I Was a Deaf Student on Exam Day. This Is What Happened.

 I Was a Deaf Student on Exam Day. This Is What Happened.

I was 15 years old when this happened, an age when dreams feel fragile and every exam feels like a doorway to our future.

It was my 10th standard public examination, an important milestone. Like all my classmates, I arrived at the exam centre feeling nervous but ready. A teacher came and announced the allotted room numbers. I followed the instruction, searched for my seat, but my register number wasn’t there.

Panic took over. My hands trembled. I rushed outside and called my teacher. After rechecking, they told me I was allotted to a separate room.

I entered the room. It was silent. No students. Just a single supervisor.

For the first time, I wrote a major public exam completely alone.

I was confused. I had prepared, studied, practiced mock tests with my friends. I had written all the previous school exams in regular classrooms with classmates. Why now, on the most important exam of the year, was I sitting in isolation?

After the exam, I told my parents. The next day, my principal told me, “You’re a special student. That’s why you were given a separate room. You also have an extra one hour to write the exam.”
That was the first time I even heard about extra time. No one told me before the exam. I didn’t use the extra time that day.

Later, for the Maths exam, my parents reminded me to use the extra time. I tend to make small calculation mistakes when I rush, and this time I wanted to be careful.

Before the exam started, I informed the supervisor about the extra hour. They agreed.

At 12 PM, the official exam deadline, I again confirmed with the staff. “Yes, you still have time,” they said.
But suddenly, two other staff members came in and asked why I hadn’t left. I explained that my principal had said I could stay longer. They didn’t listen. They pulled my paper away.

I had 15 marks left unanswered.

I cried the whole day. My mom confronted the principal, but instead of taking responsibility, they blamed me, saying I had told them I was a “special student” and needed extra time. Even my relative, who worked in the school, didn’t support me. She stood silently with the principal.

I felt alone. Humiliated. Punished, not for cheating, not for laziness, but for something I couldn’t control.

Still, I gave my best. When the results came, I was top 5 in the class, with 89% overall.
Every subject was above 90%, except Maths, just 73%, only because I wasn’t allowed to finish.

If only that incident hadn’t happened, I might have scored higher. I might have topped.

But the pain didn’t end there.

Years later, during a college semester exam, another staff member took away my cochlear implant device while I was writing. Without asking. She only returned it after confirming with my class advisor. Again, in the middle of the exam. Again, treating me differently.

 

So I’m writing this, not just for myself, but for every disabled student out there.

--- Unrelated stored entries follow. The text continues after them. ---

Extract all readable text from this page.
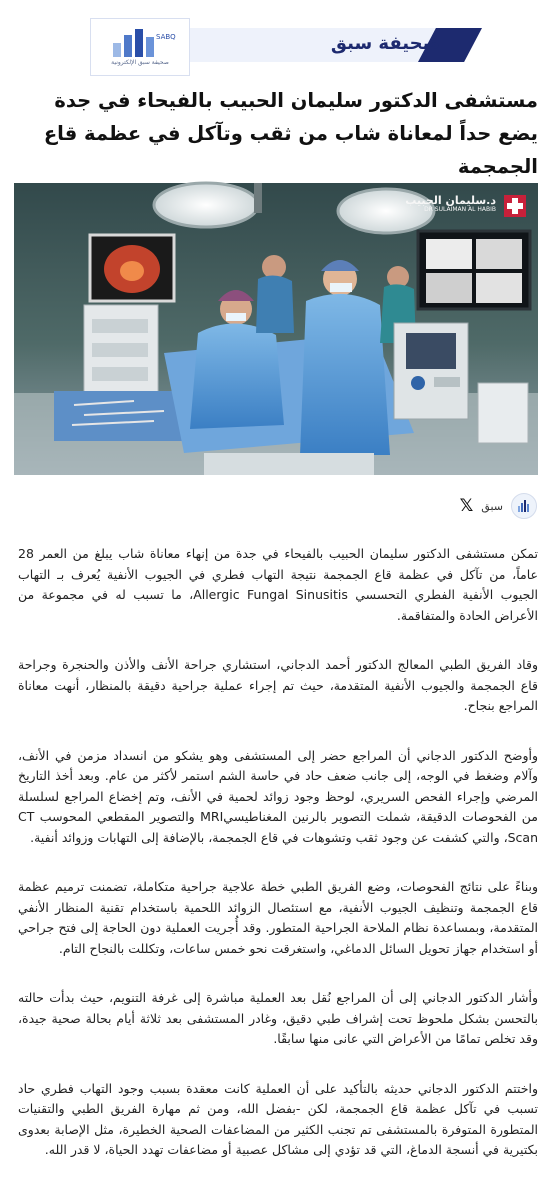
صحيفة سبق
SABQ
صحيفة سبق الإلكترونية
مستشفى الدكتور سليمان الحبيب بالفيحاء في جدة يضع حداً لمعاناة شاب من ثقب وتآكل في عظمة قاع الجمجمة
د.سليمان الحبيب
DR SULAIMAN AL HABIB
سبق
𝕏

تمكن مستشفى الدكتور سليمان الحبيب بالفيحاء في جدة من إنهاء معاناة شاب يبلغ من العمر 28 عاماً، من تآكل في عظمة قاع الجمجمة نتيجة التهاب فطري في الجيوب الأنفية يُعرف بـ التهاب الجيوب الأنفية الفطري التحسسي Allergic Fungal Sinusitis، ما تسبب له في مجموعة من الأعراض الحادة والمتفاقمة.

وقاد الفريق الطبي المعالج الدكتور أحمد الدجاني، استشاري جراحة الأنف والأذن والحنجرة وجراحة قاع الجمجمة والجيوب الأنفية المتقدمة، حيث تم إجراء عملية جراحية دقيقة بالمنظار، أنهت معاناة المراجع بنجاح.

وأوضح الدكتور الدجاني أن المراجع حضر إلى المستشفى وهو يشكو من انسداد مزمن في الأنف، وآلام وضغط في الوجه، إلى جانب ضعف حاد في حاسة الشم استمر لأكثر من عام. وبعد أخذ التاريخ المرضي وإجراء الفحص السريري، لوحظ وجود زوائد لحمية في الأنف، وتم إخضاع المراجع لسلسلة من الفحوصات الدقيقة، شملت التصوير بالرنين المغناطيسيMRI والتصوير المقطعي المحوسب CT Scan، والتي كشفت عن وجود ثقب وتشوهات في قاع الجمجمة، بالإضافة إلى التهابات وزوائد أنفية.

وبناءً على نتائج الفحوصات، وضع الفريق الطبي خطة علاجية جراحية متكاملة، تضمنت ترميم عظمة قاع الجمجمة وتنظيف الجيوب الأنفية، مع استئصال الزوائد اللحمية باستخدام تقنية المنظار الأنفي المتقدمة، وبمساعدة نظام الملاحة الجراحية المتطور. وقد أُجريت العملية دون الحاجة إلى فتح جراحي أو استخدام جهاز تحويل السائل الدماغي، واستغرقت نحو خمس ساعات، وتكللت بالنجاح التام.

وأشار الدكتور الدجاني إلى أن المراجع نُقل بعد العملية مباشرة إلى غرفة التنويم، حيث بدأت حالته بالتحسن بشكل ملحوظ تحت إشراف طبي دقيق، وغادر المستشفى بعد ثلاثة أيام بحالة صحية جيدة، وقد تخلص تمامًا من الأعراض التي عانى منها سابقًا.

واختتم الدكتور الدجاني حديثه بالتأكيد على أن العملية كانت معقدة بسبب وجود التهاب فطري حاد تسبب في تآكل عظمة قاع الجمجمة، لكن -بفضل الله، ومن ثم مهارة الفريق الطبي والتقنيات المتطورة المتوفرة بالمستشفى تم تجنب الكثير من المضاعفات الصحية الخطيرة، مثل الإصابة بعدوى بكتيرية في أنسجة الدماغ، التي قد تؤدي إلى مشاكل عصبية أو مضاعفات تهدد الحياة، لا قدر الله.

Please, don’t treat us differently on exam day.
Don’t isolate us unless we request it.
Don’t take our assistive devices without understanding.
Don’t decide our needs during the exam. Talk to us before.
Don’t make assumptions.
Don’t humiliate us.
Don’t turn your mistake into our blame.

We already carry the emotional weight of disability every single day.
Don’t add more during one of the most important days of our lives.

Exams are already stressful.
Don’t add another layer of pain.

We don’t want pity.
We want dignity.

We don’t want to be treated as “special.”

We just want to be treated as equals, with simple fairness, understanding, and humanity.